A $140 BILLION PROBLEM
The Center on Budget and Policy Priorities said last week that U.S. states in fiscal 2011 could be facing the worst budget situation since the recession began in 2007. The cumulative budget shortfall of states "will likely reach $140 billion in the coming year, the largest shortfall yet in a string of huge annual gaps that date back to the beginning of the recession," according to the think tank.
Fiscal 2011 began one week ago for most states, which have turned to another round of cuts and tax increases to try to wipe out the gap. All states with the exception of Vermont must balance their budgets.

Concerns about budget deficits and funding shortfalls will probably lead to market-value declines in the municipal bond market and, perhaps, widespread defaults, technical analyst Robert Prechter said in a recent interview.

Conversely, U.S. corporations, not counting financial companies, have socked away $1.84 trillion in cash and other liquid assets as of the end of March, up 26 percent from a year earlier and the largest-ever increase in records going back to 1952, according to the Federal Reserve.

'TERRIBLE PROBLEM'
It is "one of those rare times -- approximately once a century -- when (munis) are at serious risk of default," Prechter said. "The whole municipal area is likely to see a decline in price and a rising yield ... over the next several years."

The amount of debt in municipal bond defaults continues to lag those of corporate debt this year, with 19 muni defaults totaling $1.028 billion through June, compared with eight corporate defaults totaling $2.787 billion, said Richard Lehmann, publisher of Distressed Debt Securities Newsletter. For all of 2009, $108 billion of corporate debt defaulted versus only $6.3 billion of munis.
While most of the muni defaults this year continue to be from risky Florida community development districts, Lehmann said he foresees more defaults as issuers struggle with climbing employee pension costs.

Billionaire Warren Buffett warned the Financial Crisis Inquiry Commission in June that municipal bonds faced a "terrible problem." He has trimmed his investments.
"There will be a terrible problem, and then the question becomes will the federal government help," Buffett said at the hearing. "I don't know how I would rate them myself. It's a bet on how the federal government will act over time."

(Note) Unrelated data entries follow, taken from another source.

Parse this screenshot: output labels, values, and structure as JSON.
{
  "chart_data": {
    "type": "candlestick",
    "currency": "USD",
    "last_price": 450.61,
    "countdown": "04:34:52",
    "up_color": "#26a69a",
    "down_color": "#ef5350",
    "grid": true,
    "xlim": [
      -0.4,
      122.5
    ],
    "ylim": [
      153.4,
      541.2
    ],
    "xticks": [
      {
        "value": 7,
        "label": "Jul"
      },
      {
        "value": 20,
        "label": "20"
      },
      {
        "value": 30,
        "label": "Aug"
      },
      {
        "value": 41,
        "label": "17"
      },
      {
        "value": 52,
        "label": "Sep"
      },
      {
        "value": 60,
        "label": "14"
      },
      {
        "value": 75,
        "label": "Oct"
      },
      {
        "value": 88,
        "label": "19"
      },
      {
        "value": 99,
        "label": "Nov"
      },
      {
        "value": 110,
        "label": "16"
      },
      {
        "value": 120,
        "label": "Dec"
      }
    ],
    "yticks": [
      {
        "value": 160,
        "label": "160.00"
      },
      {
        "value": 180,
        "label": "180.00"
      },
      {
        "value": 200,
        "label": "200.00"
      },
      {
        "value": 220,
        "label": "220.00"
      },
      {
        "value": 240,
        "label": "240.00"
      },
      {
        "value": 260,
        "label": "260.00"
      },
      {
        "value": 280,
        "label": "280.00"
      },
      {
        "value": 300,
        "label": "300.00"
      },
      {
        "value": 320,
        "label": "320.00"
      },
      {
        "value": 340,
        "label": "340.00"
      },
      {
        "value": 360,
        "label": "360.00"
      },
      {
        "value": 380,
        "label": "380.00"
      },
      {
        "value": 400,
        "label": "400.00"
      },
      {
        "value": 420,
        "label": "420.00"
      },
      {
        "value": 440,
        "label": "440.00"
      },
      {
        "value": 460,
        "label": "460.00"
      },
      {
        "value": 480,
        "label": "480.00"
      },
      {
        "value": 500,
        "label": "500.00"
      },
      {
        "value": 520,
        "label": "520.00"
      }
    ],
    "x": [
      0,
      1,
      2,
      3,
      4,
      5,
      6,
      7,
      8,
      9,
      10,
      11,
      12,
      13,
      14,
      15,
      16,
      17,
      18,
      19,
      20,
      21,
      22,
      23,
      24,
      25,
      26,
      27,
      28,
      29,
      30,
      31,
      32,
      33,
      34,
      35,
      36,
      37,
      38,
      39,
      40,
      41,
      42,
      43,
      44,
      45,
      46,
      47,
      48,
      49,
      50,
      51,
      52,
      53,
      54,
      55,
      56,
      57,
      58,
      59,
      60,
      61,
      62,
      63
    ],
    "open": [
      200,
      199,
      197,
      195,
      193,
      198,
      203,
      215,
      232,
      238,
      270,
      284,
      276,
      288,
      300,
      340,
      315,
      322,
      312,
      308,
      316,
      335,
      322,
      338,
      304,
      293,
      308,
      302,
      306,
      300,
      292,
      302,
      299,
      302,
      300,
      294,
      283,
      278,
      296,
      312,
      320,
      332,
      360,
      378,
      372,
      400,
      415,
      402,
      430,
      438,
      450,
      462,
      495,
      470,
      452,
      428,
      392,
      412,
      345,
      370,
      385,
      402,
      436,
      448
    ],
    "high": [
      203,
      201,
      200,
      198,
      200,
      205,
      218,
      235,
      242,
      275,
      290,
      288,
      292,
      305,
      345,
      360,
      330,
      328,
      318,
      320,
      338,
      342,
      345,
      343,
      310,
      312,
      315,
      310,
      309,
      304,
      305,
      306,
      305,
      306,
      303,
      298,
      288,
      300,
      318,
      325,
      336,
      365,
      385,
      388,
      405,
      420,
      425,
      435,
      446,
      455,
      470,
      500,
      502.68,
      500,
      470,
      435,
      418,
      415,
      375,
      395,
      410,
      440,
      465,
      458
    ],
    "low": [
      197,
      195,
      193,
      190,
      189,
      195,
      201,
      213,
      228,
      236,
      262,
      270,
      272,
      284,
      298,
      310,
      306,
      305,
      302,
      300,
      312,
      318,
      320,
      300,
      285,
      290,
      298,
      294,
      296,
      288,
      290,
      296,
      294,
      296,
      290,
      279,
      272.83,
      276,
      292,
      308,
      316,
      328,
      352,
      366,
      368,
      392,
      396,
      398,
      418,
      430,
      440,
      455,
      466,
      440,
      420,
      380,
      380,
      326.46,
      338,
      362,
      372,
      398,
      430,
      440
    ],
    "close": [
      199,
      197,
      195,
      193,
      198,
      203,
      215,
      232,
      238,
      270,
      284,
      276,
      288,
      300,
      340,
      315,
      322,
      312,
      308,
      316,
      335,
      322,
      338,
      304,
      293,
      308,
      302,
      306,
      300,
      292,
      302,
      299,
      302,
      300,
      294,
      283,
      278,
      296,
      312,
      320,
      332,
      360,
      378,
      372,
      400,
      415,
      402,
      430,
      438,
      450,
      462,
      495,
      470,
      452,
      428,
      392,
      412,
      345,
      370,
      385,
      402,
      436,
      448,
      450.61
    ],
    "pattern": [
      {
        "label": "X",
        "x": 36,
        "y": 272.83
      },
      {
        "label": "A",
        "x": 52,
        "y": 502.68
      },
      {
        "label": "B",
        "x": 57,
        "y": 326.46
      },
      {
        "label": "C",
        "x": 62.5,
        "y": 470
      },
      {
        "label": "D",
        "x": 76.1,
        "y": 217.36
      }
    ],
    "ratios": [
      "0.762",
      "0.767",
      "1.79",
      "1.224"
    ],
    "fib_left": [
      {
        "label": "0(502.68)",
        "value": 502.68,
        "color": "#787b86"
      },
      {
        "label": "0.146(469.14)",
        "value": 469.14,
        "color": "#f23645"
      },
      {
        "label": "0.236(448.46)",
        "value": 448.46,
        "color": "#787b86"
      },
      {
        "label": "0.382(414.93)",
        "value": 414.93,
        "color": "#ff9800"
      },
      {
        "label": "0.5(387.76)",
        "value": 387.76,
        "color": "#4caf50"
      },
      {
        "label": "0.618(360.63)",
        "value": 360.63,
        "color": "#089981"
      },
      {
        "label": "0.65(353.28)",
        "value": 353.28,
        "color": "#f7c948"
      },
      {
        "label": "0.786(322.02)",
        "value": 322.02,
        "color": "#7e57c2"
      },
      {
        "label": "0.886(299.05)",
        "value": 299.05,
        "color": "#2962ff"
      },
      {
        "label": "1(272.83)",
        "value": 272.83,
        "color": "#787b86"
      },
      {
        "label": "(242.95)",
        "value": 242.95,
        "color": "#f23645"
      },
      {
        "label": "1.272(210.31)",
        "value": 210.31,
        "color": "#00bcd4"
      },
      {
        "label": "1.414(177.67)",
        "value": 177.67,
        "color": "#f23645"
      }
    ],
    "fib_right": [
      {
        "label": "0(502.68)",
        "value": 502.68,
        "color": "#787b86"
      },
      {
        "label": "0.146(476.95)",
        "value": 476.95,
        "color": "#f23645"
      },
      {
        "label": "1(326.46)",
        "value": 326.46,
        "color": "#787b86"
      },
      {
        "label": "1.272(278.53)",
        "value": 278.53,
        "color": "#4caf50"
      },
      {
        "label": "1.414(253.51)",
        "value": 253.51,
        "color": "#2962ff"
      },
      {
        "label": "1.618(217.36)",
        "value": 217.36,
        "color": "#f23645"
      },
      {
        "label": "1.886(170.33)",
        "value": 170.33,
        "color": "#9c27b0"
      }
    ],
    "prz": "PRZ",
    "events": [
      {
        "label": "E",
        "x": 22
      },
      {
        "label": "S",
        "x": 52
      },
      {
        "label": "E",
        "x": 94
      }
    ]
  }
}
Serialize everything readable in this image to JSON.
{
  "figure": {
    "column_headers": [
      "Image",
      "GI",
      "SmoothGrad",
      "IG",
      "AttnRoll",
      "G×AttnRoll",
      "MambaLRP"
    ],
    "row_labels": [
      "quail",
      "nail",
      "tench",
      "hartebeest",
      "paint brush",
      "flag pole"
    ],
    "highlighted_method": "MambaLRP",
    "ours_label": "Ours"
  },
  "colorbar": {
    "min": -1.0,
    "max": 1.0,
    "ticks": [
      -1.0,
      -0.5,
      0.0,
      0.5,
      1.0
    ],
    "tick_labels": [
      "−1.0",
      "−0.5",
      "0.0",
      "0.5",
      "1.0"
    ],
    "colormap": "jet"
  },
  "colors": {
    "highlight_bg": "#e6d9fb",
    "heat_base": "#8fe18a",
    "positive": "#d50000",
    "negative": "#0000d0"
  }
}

Tom Metzold, co-director of municipal investments at Eaton Vance, overseeing $7 billion, said he is holding and buying high-quality revenue bonds for larger essential service projects. "People will still need electricity so they can watch TV, and they'll need to pay for water if they want to take a bath," Metzold said. "That said, I'd rather have the GO of Massachusetts than the water and sewer revenue bonds of a small town where the consumer demand is not very high."